Ciò causò una complessa migrazione di popolazioni diverse in direzione dell’Occidente europeo che, eccettuata la penisola iberica (dove è forse l’Africa il canale di penetrazione dei Rom dall’anomalo dialetto kalò), non conosceva la loro presenza[7].
Fu quindi nell’ultimo decennio del Trecento che i primi Rom-Sinti giunsero sulle coste centro-meridionali dell’Italia al seguito dei profughi croati e dei rifugiati kossovari, albanesi e greci. Non è un caso, infatti che, a distanza di sei secoli, nelle zone a più alta densità di Arberes[8], come il Molise e il Cosentino, fortissimo sia l’insediamento di comunità rom. Il loro arrivo avvenne via mare e ciò è stato dimostrato dalla caratteristica del loro romanès che non presenta prestiti slavi, al contrario di tutti gli altri gruppi che penetrarono via terra nella penisola italiana.

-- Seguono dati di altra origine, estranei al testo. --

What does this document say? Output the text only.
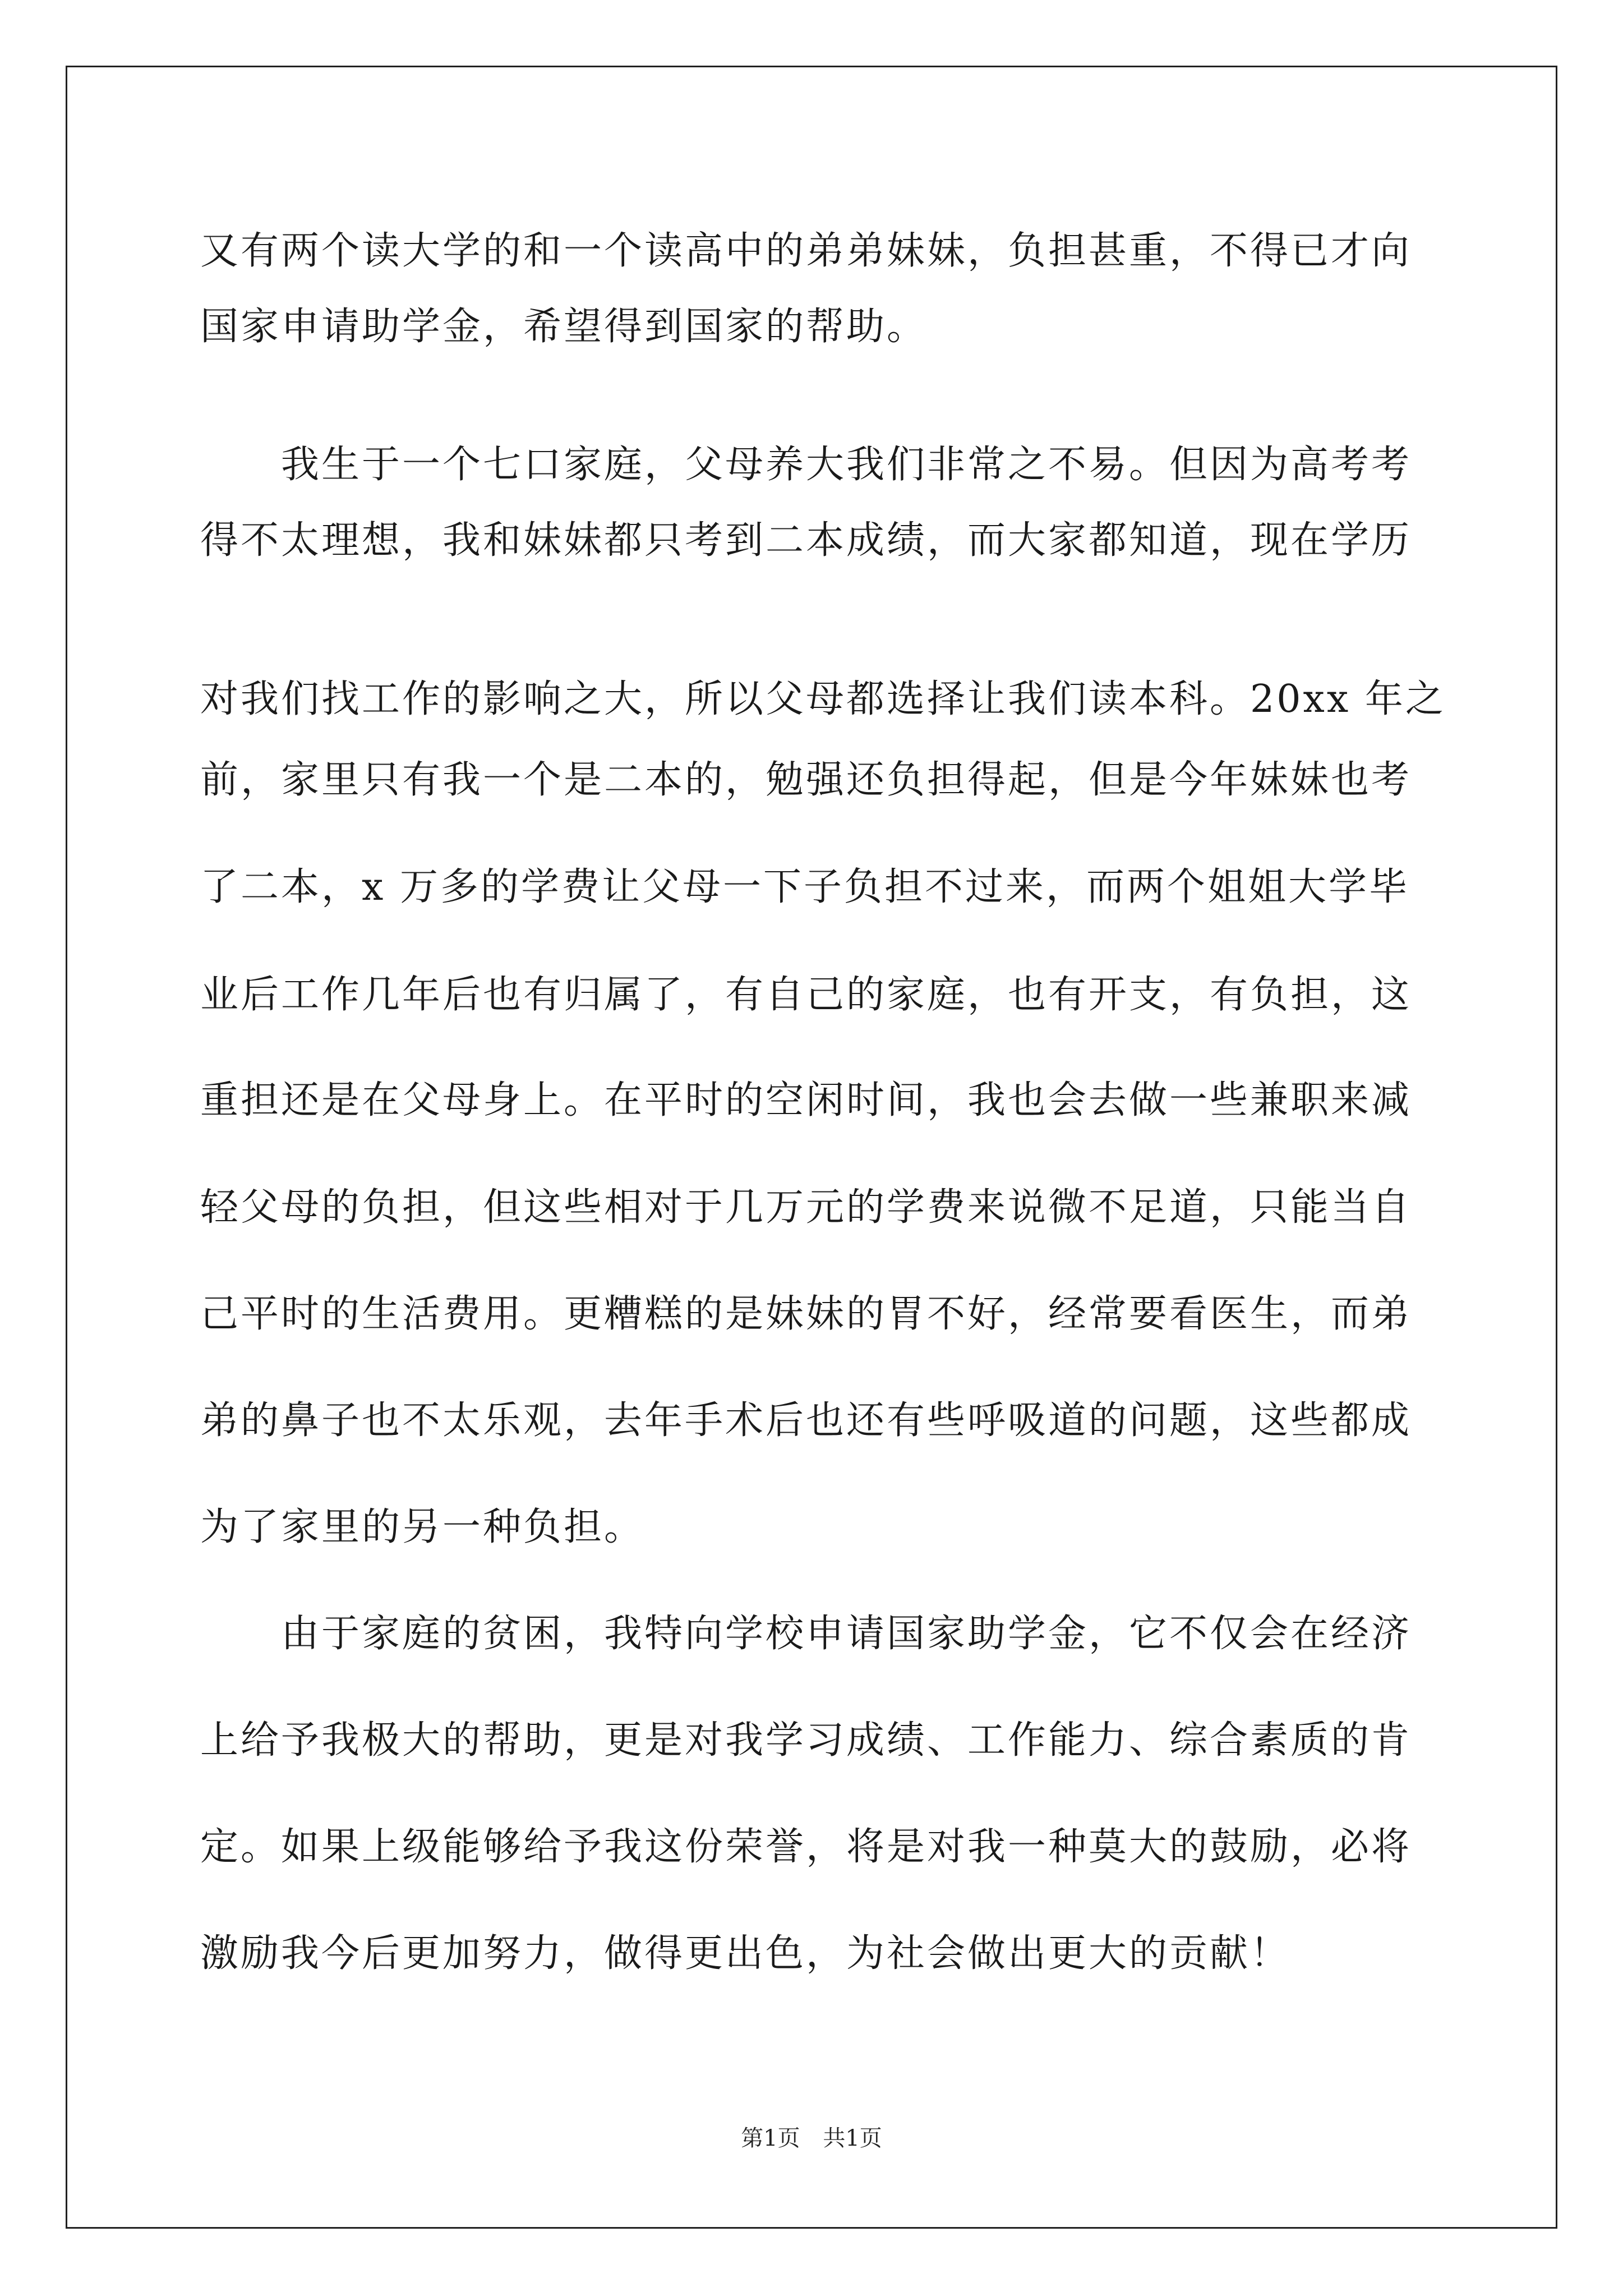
又有两个读大学的和一个读高中的弟弟妹妹，负担甚重，不得已才向
国家申请助学金，希望得到国家的帮助。
　　我生于一个七口家庭，父母养大我们非常之不易。但因为高考考
得不太理想，我和妹妹都只考到二本成绩，而大家都知道，现在学历
对我们找工作的影响之大，所以父母都选择让我们读本科。20xx 年之
前，家里只有我一个是二本的，勉强还负担得起，但是今年妹妹也考
了二本，x 万多的学费让父母一下子负担不过来，而两个姐姐大学毕
业后工作几年后也有归属了，有自己的家庭，也有开支，有负担，这
重担还是在父母身上。在平时的空闲时间，我也会去做一些兼职来减
轻父母的负担，但这些相对于几万元的学费来说微不足道，只能当自
己平时的生活费用。更糟糕的是妹妹的胃不好，经常要看医生，而弟
弟的鼻子也不太乐观，去年手术后也还有些呼吸道的问题，这些都成
为了家里的另一种负担。
　　由于家庭的贫困，我特向学校申请国家助学金，它不仅会在经济
上给予我极大的帮助，更是对我学习成绩、工作能力、综合素质的肯
定。如果上级能够给予我这份荣誉，将是对我一种莫大的鼓励，必将
激励我今后更加努力，做得更出色，为社会做出更大的贡献！
第1页 共1页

Il primo documento che attesta la presenza in Italia delle popolazioni rom-sinte è il Corpus Chronicorum Bononiensum di un anonimo cronista bolognese:
“Anno Christi Mcccc22. Adì 18 de luglio venne in Bologna uno ducha d’Ezitto, lo quale havea el nome el ducha Andrea, et venne cum donne, putti et homini de suo paese; et si possevano essere ben da cento persone…”[9]
Tanto tranquillo il rapporto tra i Rom-Sinti e le popolazioni locali non deve essere stato «in quanto, il grande “roboare” (rubare) dei primi spinse le autorità a permettere ai derubati di riconquistare con le loro forze i propri beni e a dichiarare il divieto di frequentare Rom-Sinti, pena una multa di parecchi ducati e la scomunica»[10].
La pena di morte era di solito riservata agli uomini, ma ad esempio in Germania, i Rom-Sinti di ambo i sessi, sopresi sul territorio, erano praticamente consegnati al carnefice. Non era necessario alcun processo, né alcuna condanna penale. Nel 1500 la Dieta dell’Impero decretò che “chi uccide uno zingaro non commette reato”.
I Rom-Sinti giunsero a Roma attraversando le Marche e l’Umbria. «Secondo alcuni storici il gruppo guidato dal duca Andrea lungo le antiche vie Emilia e Flaminia, giunse a Roma e lì venne ricevuto in udienza dal Papa Martino V, il quale dopo averli ascoltati, sembra grazie ai buoni auspici di un cardinale, Baldassarre Cossa, concesse loro una lettera di accompagnamento per proseguire nel loro pellegrinaggio verso l’Europa»[11].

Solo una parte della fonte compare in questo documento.